What do you make of Sheldon Adelson’s crusade against Internet gambling?
He certainly has his right to spend his money and go after things he doesn’t like or does, for that matter. We find it disingenuous. He’s offering land-based casinos. We think it has more to do that he’s a bit out of touch with the Internet. This is going to happen. For us, we see this as we don’t want to be the next Borders Bookstore or Blockbuster Video. These were brick-and-mortar operations on many street corners throughout the country. In a decade’s time they’re obsolete. We offer land-based gaming and it’s important and we need to continue to improve and reinvent our offerings in the land-based world and we also have to accept the digital world and what that means to our business going forward. We see this clearly as something consumers are going to want and have already chosen in other industries – to move their business to a digital world. We just want to be prepared for that.
Are you counter-lobbying?
Yes, we have spent time and money educating lawmakers on the reality. Sheldon talks about underage kids and you can just quickly look at the year in New Jersey and not one of his fear-mongering claims has been proven correct. There’s been no underage gambling, there’s been no one stealing Dad’s credit card, there’s been no one from outside the state playing. None of these claims are happening. It’s more misinformation than accuracy and we’re glad that New Jersey and Nevada – like they were in land-based – have led the regulation of this activity and they can prove for all that it’s a safe activity that can be regulated and the concerns are less than they are in the land-based world.

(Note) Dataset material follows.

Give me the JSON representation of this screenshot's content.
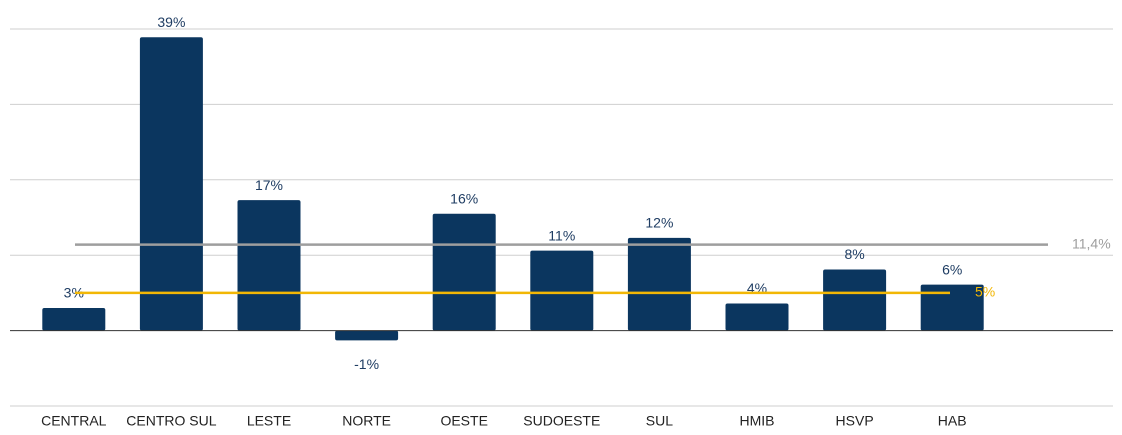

You can go right online to our site now and you can set limits. You can set deposit limits, betting limits, time limits – all sorts of things. [If] I want to play $20 a week betting and I lose $20, I want to be shut out … you can set that up. In the land-based environment, I can go into Sheldon’s casino and bet with him, and lose $20, and go to Atlantic City and walk in various other casinos. There’s no way to shut off in that regard as well as you can in online. This is the future and we’re not going to take the head-in-the-sand approach. We’re going to embrace it and try to offer consumers the best we can.
Are there major developments in I-gaming that we should be anticipating?
Clearly, there is a lot of attention all over the world on this activity and how to best regulate it. The Internet was created before government bodies had the chance to step in and set rules of the road, so to speak. Now it’s clear that we’re in the next decade of people studying this, analyzing it, trying to figure out what’s the best policy for their citizens and enacting legislation that reflects that. So you won’t mind mass expansion of this activity in the next decade in terms of the operators and offerings being put into it, but you will see a much clearer – instead of all these gray markets you’re going to have a lot of black-and-white markets. And that will sort of usher in the next era of operations and different games and entertainment offerings as the market matures and the economies of scale of markets being opened works. Delaware and Nevada have signed a pact to share their liquidity on poker. So this will be the first test inside the United States, and in fact the world, when it comes to regulated shared liquidity where two states with different laws are drawing up standards for this activity to regulate, license and tax it. That should come along in 2015 and provide a nice blueprint for how this can be done.
It’s hard. No one wants to overstep their boundaries, and the lawmakers and regulators are right here to baby-step their way into this, not to let this get too far out of line before they have a chance to look at this activity and monitor it. New Jersey’s doing that and Nevada’s doing that.